VIENNA: Organization of the Petroleum Exporting Countries (OPEC) and its Russia-led allies agreed on Friday to slash oil production by more than market expectations despite pressure from US President Donald Trump to reduce the price of crude.
The producer club will curb output by 0.8 million barrels per day from January while non-OPEC allies contribute an additional 0.4 million bpd of cuts, Iraqi Oil Minister Thamer Ghadhban said after OPEC concluded two days of talks in Vienna.

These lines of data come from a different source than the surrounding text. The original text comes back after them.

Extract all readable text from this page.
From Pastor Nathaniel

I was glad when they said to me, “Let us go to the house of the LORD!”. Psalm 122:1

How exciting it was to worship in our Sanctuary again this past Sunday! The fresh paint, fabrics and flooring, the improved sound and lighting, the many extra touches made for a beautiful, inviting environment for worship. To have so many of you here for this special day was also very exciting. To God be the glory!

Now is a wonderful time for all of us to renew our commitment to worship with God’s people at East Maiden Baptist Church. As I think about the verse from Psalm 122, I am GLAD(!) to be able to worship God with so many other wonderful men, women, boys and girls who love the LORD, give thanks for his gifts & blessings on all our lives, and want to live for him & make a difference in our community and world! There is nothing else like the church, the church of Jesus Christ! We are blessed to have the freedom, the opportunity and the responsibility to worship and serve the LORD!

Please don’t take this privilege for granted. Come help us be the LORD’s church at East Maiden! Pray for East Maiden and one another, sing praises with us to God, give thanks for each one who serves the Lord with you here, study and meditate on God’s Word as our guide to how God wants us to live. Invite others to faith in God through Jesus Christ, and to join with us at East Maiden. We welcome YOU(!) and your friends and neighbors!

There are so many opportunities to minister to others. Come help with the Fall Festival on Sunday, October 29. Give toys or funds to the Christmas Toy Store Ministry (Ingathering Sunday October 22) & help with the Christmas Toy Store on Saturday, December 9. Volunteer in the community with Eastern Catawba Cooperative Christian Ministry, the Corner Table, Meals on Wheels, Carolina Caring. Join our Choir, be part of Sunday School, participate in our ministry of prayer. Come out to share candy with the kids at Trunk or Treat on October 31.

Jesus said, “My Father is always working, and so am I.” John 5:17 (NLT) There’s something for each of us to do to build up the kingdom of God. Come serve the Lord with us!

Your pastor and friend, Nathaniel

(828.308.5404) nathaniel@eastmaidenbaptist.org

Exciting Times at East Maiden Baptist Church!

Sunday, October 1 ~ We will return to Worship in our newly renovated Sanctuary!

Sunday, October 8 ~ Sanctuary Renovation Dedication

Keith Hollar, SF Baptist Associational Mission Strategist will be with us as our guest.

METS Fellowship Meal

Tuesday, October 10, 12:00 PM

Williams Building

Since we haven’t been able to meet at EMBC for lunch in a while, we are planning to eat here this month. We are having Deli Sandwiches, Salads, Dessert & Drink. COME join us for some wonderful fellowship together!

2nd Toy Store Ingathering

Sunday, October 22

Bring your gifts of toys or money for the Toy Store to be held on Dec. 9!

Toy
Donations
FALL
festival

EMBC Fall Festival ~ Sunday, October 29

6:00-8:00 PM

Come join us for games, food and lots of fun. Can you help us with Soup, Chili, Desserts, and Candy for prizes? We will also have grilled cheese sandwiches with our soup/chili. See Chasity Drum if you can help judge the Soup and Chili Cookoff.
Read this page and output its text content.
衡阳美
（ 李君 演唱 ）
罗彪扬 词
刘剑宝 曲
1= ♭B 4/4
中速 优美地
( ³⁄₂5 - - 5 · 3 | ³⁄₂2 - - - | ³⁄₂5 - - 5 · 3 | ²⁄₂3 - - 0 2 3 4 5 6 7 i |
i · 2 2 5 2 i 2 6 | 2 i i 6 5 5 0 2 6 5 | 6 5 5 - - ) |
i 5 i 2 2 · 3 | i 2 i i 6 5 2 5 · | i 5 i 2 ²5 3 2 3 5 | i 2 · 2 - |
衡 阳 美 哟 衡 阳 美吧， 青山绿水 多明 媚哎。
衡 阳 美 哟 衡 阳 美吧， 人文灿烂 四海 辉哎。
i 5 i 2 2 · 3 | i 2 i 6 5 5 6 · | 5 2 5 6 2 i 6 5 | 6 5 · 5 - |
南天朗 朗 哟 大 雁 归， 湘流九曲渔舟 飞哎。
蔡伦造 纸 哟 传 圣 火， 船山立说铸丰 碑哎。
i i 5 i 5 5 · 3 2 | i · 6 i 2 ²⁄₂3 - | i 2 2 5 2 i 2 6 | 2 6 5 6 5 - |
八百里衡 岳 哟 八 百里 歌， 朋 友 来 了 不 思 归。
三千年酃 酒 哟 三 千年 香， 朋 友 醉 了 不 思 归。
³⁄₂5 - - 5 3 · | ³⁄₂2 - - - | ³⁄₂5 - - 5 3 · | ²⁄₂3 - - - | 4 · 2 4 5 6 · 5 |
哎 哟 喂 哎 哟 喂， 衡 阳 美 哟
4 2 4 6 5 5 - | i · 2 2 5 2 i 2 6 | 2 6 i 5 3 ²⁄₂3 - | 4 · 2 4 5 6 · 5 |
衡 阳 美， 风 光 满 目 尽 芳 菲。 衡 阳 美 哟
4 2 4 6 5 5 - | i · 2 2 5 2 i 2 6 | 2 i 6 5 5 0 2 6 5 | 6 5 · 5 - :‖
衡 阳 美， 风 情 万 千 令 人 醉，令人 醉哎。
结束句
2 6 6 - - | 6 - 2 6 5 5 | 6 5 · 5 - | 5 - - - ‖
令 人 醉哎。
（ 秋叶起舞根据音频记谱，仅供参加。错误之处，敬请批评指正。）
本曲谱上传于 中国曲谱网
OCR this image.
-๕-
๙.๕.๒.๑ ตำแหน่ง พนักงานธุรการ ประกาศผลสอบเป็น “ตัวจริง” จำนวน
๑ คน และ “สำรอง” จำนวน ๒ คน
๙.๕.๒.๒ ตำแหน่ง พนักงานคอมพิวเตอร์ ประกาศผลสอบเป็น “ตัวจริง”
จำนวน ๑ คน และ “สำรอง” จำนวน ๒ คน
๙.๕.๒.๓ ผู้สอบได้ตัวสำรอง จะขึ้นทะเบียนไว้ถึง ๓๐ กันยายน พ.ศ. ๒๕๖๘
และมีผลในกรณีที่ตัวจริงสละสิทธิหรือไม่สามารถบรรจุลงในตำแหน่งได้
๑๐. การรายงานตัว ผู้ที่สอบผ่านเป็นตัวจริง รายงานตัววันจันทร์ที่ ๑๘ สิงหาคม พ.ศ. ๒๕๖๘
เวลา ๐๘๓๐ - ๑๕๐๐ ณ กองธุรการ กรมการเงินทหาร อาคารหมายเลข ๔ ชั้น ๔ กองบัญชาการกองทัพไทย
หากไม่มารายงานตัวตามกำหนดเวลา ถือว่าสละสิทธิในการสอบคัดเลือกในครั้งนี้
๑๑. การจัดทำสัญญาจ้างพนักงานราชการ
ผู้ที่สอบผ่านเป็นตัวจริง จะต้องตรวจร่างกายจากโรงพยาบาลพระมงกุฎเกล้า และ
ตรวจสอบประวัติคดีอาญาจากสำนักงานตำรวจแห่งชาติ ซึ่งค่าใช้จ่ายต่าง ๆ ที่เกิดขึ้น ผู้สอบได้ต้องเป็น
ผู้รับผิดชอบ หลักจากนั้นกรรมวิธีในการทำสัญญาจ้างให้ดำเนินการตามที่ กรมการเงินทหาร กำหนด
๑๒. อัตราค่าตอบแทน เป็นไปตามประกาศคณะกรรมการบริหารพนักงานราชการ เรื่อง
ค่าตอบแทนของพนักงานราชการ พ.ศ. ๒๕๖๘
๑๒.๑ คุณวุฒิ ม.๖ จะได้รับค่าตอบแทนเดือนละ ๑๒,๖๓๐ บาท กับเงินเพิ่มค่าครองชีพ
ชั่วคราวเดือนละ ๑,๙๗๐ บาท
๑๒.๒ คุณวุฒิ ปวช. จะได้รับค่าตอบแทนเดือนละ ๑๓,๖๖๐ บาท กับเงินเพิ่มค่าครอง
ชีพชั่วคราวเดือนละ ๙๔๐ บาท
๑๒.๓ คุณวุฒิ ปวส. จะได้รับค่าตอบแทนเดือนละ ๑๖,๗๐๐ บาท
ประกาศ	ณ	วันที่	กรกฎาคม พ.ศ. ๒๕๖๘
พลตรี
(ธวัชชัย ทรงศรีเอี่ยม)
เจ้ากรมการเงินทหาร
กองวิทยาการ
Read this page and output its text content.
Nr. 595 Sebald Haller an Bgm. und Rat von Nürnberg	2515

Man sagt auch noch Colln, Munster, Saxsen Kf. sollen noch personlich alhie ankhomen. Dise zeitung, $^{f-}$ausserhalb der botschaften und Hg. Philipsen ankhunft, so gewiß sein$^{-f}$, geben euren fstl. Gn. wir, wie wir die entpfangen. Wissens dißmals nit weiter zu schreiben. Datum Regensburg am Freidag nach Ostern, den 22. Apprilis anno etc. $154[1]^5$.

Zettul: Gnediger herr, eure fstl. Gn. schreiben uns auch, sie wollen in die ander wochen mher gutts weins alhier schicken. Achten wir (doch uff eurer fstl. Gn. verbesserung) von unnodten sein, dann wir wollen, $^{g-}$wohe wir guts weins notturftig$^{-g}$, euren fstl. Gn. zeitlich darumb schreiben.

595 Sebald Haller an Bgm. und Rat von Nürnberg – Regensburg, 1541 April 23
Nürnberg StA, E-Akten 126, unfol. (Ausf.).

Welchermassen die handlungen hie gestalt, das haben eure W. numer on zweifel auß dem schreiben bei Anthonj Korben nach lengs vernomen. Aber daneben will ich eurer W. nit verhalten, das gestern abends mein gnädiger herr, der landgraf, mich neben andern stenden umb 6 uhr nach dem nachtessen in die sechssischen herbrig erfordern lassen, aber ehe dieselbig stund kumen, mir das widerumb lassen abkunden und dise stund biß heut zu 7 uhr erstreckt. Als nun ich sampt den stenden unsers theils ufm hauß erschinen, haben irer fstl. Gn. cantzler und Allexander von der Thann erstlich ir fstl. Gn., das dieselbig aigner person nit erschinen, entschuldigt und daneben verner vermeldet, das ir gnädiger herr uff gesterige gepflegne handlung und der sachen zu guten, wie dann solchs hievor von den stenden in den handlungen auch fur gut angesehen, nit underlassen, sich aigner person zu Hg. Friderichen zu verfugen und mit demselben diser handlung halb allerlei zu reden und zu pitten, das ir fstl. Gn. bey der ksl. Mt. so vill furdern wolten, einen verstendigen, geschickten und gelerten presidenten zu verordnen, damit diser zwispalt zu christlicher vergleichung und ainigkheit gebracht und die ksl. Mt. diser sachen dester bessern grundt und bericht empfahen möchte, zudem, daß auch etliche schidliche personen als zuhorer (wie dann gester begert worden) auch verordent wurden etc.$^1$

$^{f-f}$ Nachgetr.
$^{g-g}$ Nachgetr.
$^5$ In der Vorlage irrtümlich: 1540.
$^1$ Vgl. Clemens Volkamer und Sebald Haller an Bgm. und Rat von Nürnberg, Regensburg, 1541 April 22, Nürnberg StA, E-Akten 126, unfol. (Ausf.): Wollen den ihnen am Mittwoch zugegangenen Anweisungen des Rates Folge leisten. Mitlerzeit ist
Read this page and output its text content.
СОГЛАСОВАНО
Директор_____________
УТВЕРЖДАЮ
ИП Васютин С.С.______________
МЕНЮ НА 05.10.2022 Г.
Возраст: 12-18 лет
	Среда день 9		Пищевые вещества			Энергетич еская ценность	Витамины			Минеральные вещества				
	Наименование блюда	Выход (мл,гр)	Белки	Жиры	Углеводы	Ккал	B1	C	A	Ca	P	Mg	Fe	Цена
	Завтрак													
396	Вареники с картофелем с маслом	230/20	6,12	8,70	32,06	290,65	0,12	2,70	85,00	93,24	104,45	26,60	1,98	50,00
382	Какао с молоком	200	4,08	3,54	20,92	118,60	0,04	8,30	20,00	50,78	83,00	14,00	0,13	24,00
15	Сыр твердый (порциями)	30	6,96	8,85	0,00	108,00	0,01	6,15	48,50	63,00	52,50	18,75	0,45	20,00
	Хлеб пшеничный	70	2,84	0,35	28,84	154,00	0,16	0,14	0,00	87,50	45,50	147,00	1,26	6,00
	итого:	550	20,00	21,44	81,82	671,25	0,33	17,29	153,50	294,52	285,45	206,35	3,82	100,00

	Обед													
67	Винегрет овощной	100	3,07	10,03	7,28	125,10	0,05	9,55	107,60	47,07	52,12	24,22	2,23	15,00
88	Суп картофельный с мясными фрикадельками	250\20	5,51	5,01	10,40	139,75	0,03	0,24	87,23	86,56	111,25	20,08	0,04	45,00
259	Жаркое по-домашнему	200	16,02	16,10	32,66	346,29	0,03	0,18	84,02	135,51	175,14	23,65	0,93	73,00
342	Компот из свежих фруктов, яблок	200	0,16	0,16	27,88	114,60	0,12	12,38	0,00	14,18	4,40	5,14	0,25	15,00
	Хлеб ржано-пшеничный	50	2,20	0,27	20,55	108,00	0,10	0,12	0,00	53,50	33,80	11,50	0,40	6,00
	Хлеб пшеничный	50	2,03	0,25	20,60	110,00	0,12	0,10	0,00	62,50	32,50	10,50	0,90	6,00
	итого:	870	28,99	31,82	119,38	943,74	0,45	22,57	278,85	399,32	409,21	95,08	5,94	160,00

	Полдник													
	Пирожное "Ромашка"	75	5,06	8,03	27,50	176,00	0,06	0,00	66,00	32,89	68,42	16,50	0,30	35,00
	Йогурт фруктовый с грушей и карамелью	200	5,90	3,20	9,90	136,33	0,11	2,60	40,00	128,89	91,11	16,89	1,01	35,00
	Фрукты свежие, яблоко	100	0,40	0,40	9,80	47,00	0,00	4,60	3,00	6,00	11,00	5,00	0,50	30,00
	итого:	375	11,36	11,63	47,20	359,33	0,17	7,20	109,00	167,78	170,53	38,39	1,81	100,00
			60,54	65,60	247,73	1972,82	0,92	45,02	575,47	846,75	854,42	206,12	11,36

Oil prices jumped about 5% to more than $63 a barrel by 1500 GMT as the combined cut of 1.2 million bpd was larger than the minimum 1 million bpd that the market had expected. Saudi Arabia, de facto leader of the OPEC, has faced demands from Trump to help the global economy by refraining from cutting supplies.
An output reduction also would provide support to Iran by increasing the price of oil amid attempts by Washington to squeeze the economy of OPEC’s third-largest producer.
“We will never address geopolitical issues at OPEC,” UAE Energy Minister Suhail bin Mohammed al-Mazroui told a news conference.
Russian Energy Minister Alexander Novak praised the ability of his Saudi counterpart Khalid al-Falih “to find a solution in the most difficult situation”, indicating Russia was on board.
Published in The Express Tribune, December 8th, 2018.